Kieran O'Hara, in line to win his second senior cap for Ireland against New Zealand tonight, took that test. He'd argue that his presence in the Ireland squad, and the fact that he's still under contract with Manchester United, shows that he has a bit of both.
And even though he faces the unenviable task of trying to show that he's a better goalkeeper than David de Gea and Darren Randolph, the Manchester native with Galway roots says he has the confidence to get him over that line.
"I wouldn't still be doing what I am doing if I didn't believe in myself to play at the top level," says O'Hara, currently on loan from United to League One side Burton Albion.
"I have never shied away from that, that's the goal, I believe I can achieve that. Everyone wants to take what they do to the very top and I am no different.
Working with De Gea has helped. "He's a fantastic goalkeeper and it's put me in an amazing position to learn from someone like that at the very top level, it's helped my development to train with him and learn from him."
Ousting de Gea at Old Trafford is a long-term project as United tend to bring in their keepers from outside instead of promoting their home-produced ones, but O'Hara is close to the main stage with Ireland.

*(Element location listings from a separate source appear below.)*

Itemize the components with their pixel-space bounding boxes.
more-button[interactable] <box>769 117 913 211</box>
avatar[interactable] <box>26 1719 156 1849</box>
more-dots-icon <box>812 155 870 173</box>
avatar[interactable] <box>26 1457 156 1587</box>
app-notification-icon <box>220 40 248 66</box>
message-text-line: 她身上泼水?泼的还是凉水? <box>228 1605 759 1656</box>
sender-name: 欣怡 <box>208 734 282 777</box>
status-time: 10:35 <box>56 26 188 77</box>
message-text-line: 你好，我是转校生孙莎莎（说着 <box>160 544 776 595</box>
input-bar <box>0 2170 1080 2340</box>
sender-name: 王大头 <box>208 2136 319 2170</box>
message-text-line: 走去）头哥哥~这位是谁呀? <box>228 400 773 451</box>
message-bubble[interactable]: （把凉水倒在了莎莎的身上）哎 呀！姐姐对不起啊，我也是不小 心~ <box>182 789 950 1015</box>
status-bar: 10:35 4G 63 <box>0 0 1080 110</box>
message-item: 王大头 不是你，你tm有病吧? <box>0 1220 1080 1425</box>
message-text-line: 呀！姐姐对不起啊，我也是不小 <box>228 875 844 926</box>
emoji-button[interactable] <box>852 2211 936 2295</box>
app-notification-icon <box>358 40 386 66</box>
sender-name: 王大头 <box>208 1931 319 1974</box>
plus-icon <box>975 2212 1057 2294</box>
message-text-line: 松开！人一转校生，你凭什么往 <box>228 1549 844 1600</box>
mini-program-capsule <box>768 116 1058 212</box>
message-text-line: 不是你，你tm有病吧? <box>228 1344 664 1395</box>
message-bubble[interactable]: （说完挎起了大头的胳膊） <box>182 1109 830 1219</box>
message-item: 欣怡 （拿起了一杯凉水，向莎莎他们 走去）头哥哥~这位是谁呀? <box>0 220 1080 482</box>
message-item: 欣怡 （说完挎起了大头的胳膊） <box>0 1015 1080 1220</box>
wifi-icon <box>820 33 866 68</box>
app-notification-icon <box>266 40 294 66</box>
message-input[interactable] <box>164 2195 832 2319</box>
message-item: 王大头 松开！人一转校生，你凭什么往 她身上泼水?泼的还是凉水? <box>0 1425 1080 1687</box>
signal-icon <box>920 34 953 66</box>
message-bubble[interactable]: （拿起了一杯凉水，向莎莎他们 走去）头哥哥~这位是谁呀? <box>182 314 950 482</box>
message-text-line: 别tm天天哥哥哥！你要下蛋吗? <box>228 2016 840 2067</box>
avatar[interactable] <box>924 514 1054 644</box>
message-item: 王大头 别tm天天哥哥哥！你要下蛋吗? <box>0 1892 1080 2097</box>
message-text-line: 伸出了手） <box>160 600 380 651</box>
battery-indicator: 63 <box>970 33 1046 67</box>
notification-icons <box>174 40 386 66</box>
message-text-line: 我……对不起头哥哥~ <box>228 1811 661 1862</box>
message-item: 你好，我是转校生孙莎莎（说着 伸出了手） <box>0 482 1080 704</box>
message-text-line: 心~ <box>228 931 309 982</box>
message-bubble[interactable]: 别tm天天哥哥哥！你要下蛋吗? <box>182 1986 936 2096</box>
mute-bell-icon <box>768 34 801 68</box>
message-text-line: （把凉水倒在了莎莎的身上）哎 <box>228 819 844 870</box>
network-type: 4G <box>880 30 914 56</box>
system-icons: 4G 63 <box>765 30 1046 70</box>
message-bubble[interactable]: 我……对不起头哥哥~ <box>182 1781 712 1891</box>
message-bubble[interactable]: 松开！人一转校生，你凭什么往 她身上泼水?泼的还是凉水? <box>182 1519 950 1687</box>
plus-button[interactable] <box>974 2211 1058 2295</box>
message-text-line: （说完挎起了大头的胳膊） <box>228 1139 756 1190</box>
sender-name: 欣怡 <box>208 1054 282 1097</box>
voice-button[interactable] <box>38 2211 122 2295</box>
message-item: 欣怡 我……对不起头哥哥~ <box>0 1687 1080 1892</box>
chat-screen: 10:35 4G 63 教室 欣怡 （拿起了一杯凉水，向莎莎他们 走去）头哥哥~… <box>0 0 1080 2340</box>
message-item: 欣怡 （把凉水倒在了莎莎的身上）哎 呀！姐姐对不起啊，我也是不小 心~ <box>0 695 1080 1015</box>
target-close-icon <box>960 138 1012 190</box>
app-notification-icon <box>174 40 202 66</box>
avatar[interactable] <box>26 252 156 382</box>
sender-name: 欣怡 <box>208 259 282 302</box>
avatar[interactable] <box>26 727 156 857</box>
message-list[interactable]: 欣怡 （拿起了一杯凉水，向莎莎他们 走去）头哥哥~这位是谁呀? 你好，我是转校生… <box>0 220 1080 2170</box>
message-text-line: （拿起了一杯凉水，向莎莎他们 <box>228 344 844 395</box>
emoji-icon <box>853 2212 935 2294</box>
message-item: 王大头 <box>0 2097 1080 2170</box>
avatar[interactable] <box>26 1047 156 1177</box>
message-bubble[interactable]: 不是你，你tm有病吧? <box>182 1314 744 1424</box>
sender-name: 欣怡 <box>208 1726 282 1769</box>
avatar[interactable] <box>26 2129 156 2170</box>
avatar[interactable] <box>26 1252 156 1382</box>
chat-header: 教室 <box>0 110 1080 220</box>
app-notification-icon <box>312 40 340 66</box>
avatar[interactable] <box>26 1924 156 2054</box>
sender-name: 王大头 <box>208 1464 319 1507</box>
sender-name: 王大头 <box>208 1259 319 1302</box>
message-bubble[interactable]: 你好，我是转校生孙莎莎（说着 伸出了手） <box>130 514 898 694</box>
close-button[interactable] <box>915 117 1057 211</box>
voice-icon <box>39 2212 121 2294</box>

Should anything happen to Darren Randolph between now and Monday night (given Keiren Westwood's absence) O'Hara is next up to play in goal.
And it could happen: Randolph was a rookie (internationally-speaking) when he was called from the bench to replace an injured Shay Given in the first half of a must-win Euro 2016 qualifier at home to Germany. Randolph has not missed a competitive international since then.
"You never know what is going to happen in football. It's a crazy game so you have to be ready and prepared in training and mentally ready for whatever is thrown at you," says O'Hara, when asked if he could fill in for Randolph if needed.
"As a kid, you grow up with it being a high-pressure position, so it's nothing new being put into a big game so I definitely feel comfortable and I back myself every day. I believe in myself and I know I am good enough, it wouldn't faze me at all."
There are various staging posts in his career. Joining Manchester United as an eight-year-old, his first pro contract and character-building spells on loan (Morecambe, Stockport, Macclesfield, Burton).
There's also the Irish element. Trips back to his grandparents' home place in Galway, attempts by his dad to get him to play GAA in Manchester, his first Ireland cap, at U21 level (alongside Declan Rice) in 2017.
"When we were younger my Dad tried to get me to play a bit of Gaelic football. It was good, as a goalkeeper it kind of suits you playing with your hands. It's something I enjoyed but it comes to a time when you have to choose," he says.
A loan spell at Macclesfield last season was a harsh lesson (he conceded 20 times in six games at one stage) but life in mid-table with Burton is easier, his reward is a place in the Irish team tonight.